Registered: 29/08/2000
Posts: 14496
Loc: Canada
Originally Posted By: mlord
Mine is using aufs ("another unionfs") rather than the older unionfs, but apart from that it's pretty much the same setup.

Continuing in the tradition of using the internet as a huge personal backup device, here is the little script I use to convert my notebook into a RAM-based kiosk at boot time, with read/write access still available under /.rw/ for when I need it.

Save it as /sbin/aufs_init and make it executable (chmod 755 /sbin/aufs_init).

To use it, just add init=/sbin/aufs_init to the kernel command line (via the GRUB menu at boot time, or statically in the /boot/grub/menu.lst file.

It then runs and does its tricks before passing control to the real (usual) /sbin/init program.

I also hacked the system startup script /etc/init.d/checkroot.sh to detect this and not bother attempting filesystem checks when running from RAM.

And just for fun, I also added custom reboot/halt scripts to just do immediate actions rather than running through all of the usual crap, but again only when running from RAM (2-second reboots!).

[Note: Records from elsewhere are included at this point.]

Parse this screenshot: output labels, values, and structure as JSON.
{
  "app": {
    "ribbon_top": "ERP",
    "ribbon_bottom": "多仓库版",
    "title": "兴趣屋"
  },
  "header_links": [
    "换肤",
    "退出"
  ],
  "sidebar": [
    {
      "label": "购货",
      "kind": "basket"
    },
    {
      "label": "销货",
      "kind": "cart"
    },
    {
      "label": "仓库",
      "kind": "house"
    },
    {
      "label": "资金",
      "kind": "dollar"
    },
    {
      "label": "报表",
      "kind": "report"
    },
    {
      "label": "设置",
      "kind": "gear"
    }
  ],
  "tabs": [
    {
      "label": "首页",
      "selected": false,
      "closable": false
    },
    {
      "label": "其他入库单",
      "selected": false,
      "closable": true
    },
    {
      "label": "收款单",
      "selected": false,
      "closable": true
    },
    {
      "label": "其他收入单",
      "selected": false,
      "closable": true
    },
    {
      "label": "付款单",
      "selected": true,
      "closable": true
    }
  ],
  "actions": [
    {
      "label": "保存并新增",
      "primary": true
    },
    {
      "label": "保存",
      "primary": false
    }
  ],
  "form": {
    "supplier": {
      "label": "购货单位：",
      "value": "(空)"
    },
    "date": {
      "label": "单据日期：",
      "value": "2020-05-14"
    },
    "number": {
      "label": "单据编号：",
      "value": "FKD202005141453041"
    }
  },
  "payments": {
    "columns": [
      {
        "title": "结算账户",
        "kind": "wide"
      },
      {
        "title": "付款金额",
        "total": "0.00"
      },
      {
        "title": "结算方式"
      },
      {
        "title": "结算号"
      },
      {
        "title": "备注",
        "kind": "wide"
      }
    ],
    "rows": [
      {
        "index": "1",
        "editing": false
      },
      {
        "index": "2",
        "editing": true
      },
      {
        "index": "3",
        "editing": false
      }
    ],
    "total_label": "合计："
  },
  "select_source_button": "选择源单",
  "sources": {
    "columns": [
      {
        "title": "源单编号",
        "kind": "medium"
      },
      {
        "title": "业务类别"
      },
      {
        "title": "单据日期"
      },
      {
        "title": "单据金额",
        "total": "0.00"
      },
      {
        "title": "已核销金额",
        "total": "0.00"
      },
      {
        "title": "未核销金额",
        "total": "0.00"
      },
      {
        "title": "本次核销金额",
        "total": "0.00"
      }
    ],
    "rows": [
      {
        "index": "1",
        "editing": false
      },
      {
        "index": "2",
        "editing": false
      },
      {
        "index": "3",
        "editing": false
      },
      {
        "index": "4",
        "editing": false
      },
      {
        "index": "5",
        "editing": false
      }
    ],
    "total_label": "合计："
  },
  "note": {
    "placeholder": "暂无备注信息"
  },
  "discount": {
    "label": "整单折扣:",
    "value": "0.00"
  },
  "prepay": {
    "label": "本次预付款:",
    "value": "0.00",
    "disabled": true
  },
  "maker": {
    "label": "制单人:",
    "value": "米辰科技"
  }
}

The result is a *very* fast notebook, with low wear/tear on the el-cheapo solidstate CF card. But it can also be used with a plain hard disk, for situations where you want to loan it or experiment with new software, and not have anything new saved permanently.

Note that this does require a kernel with built-in aufs ("another union filesystem") support, which is not yet in mainline. Ubuntu kernels *do* have it by default, though.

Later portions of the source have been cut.